Military Distinctions For A WW II Navy Hero

December 7, 1941, the day that Japanese naval aircraft attacked our base at Pearl Harbor, Hawaii, triggering our entry into WW II.  Mess Attendant 2nd Class Doris (male) Miller, a Black American, was engrossed in his below deck duties on the USS West Virginia when the attack began.  Twenty-two-year-old Miller then raced immediately to his assigned battle station, only to find it had already been destroyed by an enemy torpedo. So instead, he quickly headed up to the battleship’s deck and bravely began carrying wounded shipmates out of harm’s way, as much as that was possible in the carnage of death raining down from the air.  Before long, he was told to go to the ship’s bridge to try to assist in the treatment of the West Virginia’s captain, who was severely wounded early in the surprise attack. Sadly, the captain would die from his wounds.
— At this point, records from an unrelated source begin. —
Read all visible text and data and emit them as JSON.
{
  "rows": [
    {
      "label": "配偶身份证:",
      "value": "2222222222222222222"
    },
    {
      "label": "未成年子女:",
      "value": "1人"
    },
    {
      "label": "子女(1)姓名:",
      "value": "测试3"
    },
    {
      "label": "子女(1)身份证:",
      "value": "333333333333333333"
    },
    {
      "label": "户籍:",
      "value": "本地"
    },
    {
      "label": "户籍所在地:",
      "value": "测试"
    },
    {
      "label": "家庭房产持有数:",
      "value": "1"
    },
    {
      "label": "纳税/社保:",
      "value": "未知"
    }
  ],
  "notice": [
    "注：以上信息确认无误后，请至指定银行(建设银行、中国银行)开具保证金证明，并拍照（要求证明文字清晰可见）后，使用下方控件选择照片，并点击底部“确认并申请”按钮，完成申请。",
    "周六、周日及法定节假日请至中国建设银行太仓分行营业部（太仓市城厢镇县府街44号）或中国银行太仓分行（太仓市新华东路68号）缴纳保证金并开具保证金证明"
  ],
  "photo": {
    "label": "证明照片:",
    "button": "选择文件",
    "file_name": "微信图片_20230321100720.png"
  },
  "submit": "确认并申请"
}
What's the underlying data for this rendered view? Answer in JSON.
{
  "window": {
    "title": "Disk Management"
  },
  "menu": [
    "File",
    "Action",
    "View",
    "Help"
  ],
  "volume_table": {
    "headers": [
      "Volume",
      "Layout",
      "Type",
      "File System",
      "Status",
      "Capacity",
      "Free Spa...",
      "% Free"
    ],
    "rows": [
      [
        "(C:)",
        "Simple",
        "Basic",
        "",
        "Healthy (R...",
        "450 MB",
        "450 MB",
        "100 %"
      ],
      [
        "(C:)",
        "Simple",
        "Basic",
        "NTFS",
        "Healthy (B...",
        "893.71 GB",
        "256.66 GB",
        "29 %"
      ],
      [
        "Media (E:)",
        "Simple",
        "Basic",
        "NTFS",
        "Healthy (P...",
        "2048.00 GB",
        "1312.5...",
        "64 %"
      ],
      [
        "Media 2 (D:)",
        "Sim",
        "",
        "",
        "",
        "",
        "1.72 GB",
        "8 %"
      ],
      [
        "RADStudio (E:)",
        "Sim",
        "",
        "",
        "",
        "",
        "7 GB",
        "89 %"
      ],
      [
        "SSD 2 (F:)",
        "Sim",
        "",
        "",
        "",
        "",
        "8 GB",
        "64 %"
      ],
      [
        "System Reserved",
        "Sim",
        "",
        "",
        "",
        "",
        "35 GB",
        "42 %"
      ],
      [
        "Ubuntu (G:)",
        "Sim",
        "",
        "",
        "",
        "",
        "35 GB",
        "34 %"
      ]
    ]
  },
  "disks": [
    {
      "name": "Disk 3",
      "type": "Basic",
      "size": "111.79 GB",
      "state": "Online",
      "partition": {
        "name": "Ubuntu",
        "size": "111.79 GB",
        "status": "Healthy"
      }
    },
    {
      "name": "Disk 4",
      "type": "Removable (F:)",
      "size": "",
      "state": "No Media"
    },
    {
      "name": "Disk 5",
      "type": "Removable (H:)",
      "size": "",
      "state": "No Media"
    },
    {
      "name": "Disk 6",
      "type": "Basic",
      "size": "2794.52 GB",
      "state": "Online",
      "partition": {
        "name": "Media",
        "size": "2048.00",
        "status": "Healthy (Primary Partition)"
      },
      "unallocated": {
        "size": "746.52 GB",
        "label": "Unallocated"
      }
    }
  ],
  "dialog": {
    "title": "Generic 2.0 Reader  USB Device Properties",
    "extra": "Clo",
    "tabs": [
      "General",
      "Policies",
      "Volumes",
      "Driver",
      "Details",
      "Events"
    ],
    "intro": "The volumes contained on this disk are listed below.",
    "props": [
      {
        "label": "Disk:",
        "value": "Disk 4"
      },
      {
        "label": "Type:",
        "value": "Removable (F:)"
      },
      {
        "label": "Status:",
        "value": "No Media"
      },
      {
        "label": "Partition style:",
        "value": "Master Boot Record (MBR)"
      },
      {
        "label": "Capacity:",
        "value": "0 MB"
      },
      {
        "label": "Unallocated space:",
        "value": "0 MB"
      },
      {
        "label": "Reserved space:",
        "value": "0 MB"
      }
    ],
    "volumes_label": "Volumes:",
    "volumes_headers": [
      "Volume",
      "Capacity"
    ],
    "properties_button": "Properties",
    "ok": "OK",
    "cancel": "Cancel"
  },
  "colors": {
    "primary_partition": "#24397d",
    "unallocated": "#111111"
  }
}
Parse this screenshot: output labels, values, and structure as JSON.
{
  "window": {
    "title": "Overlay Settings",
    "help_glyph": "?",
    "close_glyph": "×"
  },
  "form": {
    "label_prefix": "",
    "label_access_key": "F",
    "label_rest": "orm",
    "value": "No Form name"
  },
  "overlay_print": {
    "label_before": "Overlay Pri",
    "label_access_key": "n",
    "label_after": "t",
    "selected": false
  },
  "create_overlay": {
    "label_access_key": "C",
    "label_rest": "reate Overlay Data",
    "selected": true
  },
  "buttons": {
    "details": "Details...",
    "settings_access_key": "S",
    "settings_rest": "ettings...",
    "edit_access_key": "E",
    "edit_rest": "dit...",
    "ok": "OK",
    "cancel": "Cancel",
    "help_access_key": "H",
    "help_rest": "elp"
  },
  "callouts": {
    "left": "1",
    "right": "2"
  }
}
After trying to help with aid to his captain, he returned to man an anti-aircraft machine gun, firing it at the oncoming enemy aircraft until it ran out of ammunition.  This in the midst of the deadly chaos all around him, and the fact that he’d never been trained to fire a machine gun, or any gun, for that matter!

The Pearl Harbor attack’s catastrophic toll on our Navy:  2,300 American military personnel killed, 19 of our ships destroyed or damaged, to include 8 U.S. battleships.  Among them, of course, was the USS West Virginia, upon which courageous Mess Attendant Doris Miller was proudly serving.  Fortunately, Miller survived the air-borne onslaught, despite repeatedly being exposed to enemy fire while on the ship’s deck.

His heroics did not go unnoticed. In May of 1942, appropriately there at Pearl Harbor, Admiral Chester Nimitz, Commander of the Pacific Fleet, awarded Doris Miller the Navy Cross for valor in combat, the first Black American to receive that high honor.  Regrettably, after surviving that savage Japanese attack, he would not survive the war.  He perished in 1943, when the ship he was then on, was torpedoed by a Japanese submarine.

But yet another high honor, for his family, and in his memory, now awaits.  Expected to be formally announced at Pearl Harbor on Martin Luther King, Jr. Observance Day, the Navy’s newest Gerald R. Ford-class aircraft carrier will be named the USS Doris Miller.  This ultra-modern ship is due to be completed and launched in 2027.  Quite a unique distinction since, any more, most recent U.S. carriers have been named after U.S. Presidents.  The one exception being “Enterprise,” an historic Navy ship name, which is destined to adorn yet another Navy ship, its ninth, in the future.

The USS Doris Miller, the Navy’s next “supercarrier.”  A lasting legacy for a courageous young sailor, who broke through existing barriers to become a legendary hero in defense of his ship, his shipmates, and his country.